LE MARQUIS, BERNARDY.
LE MARQUIS.

Eh, Bernardy.

BERNARDY.

Monsieur le Marquis ?

LE MARQUIS.

Pendant qu’on m’est allé chercher une voitute, va-t’en chez la Présidente de Longs-nerfs.

BERNARDY.

Où demeure-t-elle ?

LE MARQUIS.

Quelque part du côté de la rue Boucherat, ici près.

BERNARDY.

Ah ! c’est cette dame du chevalier Sous-tirant ?

LE MARQUIS.

Oui.

BERNARDY.

Elle n’est pas à Paris ; car il est avec elle à la campagne, à ce que m’a dit son cocher.

LE MARQUIS.

Eh parbleu ; cela est vrai ; je l’avois oublié.

BERNARDY.

Monsieur le Marquis, si vous voulez aller quelque part ici près.

LE MARQUIS.

Eh bien ?

BERNARDY.

Vous avez Madame de Plantemere.

LE MARQUIS.

Je ne puis la souffrir ; elle a envie d’être savante.

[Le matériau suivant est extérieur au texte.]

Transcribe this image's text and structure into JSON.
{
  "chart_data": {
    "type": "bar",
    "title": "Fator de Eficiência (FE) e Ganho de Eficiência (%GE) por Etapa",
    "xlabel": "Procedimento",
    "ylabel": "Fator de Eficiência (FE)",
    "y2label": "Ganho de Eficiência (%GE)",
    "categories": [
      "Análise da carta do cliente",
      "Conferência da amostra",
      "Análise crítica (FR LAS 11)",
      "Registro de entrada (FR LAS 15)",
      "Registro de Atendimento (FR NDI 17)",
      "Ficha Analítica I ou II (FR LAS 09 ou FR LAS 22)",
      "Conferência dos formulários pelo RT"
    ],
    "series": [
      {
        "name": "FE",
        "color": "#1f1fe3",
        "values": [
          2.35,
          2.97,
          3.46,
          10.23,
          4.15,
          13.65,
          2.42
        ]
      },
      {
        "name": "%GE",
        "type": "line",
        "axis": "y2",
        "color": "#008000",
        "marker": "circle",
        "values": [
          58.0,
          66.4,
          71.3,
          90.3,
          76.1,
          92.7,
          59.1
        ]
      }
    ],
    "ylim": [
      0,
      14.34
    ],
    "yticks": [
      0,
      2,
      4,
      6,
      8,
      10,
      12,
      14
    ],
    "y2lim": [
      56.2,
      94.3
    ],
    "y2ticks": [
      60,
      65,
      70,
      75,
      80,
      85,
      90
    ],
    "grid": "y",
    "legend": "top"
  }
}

Il faudroit lire avec elle tous les ouvrages nouveaux.

BERNARDY.

Et Madame de Rocmare ?

LE MARQUIS.

Elle joue toujours & elle est avare, hors pour le jeu.

BERNARDY.

Et Madame la comtesse de la Villanfores.

LE MARQUIS.

Je l’ai eue plus de six mois. Va-t’en voir si Mademoiselle de Sotiny est chez elle.

BERNARDY.

Je ne vous conseille pas d’y aller.

LE MARQUIS.

Pourquoi donc ? Tout ce que nous avons de mieux de nos jeunes gens y passent leur vie.

BERNARDY.

Cela est bon pour des gens sans expérience ; des étrangers, par exemple.

LE MARQUIS.

C’est une fille charmante !

BERNARDY.

Je la connois bien.

LE MARQUIS.

Pourquoi ne veux-tu pas que j’y aille ?

BERNARDY.

C’est qu’on ne sait pas ce qui peut arriver.

LE MARQUIS.

Comment ?

BERNARDY.

Vous vous portez bien, n’est-ce pas ?

LE MARQUIS.

Mais, je crois que oui.

BERNARDY.

Eh bien, restez tranquille, Monsieur le Marquis.

LE MARQUIS.

Voilà de vos propos, à vous autres, quand vous n’aimez pas une fille, vous la décriez.

BERNARDY.

Moi, je l’aime beaucoup ; & j’ai des raisons pour cela.

LE MARQUIS.

Comment ?

BERNARDY.

Je ne veux pas lui faire tort ; mais je ne peux dire cela à Monsieur le Marquis.

LE MARQUIS.

Quoi ?

BERNARDY.

C’est moi qui l’ai enlevée à Marseille, d’où je l’ai menée à Aix.

LE MARQUIS.

Toi ?

BERNARDY.

Oui, d’homme d’honneur. En revenant d’Italie, je devins amoureux d’elle, je l’épousai ; au bout de six mois je la plantai là ; mais elle est venue à Paris me trouver : je lui ai conseillé de chercher fortune, & elle a réussi, comme vous voyez.

LE MARQUIS.

Elle est ta femme ?

BERNARDY.

Oui, Monsieur le Marquis.

LE MARQUIS.

Tu en es peut-être jaloux ?

BERNARDY.

Ah ! Monsieur le Marquis sait bien que nous ne pensons pas comme cela, nous autres, & puis je ne la vois plus.

LE MARQUIS.

Va voir si ma voiture se raccommode, ou si l’autre revient. (Le coureur sort).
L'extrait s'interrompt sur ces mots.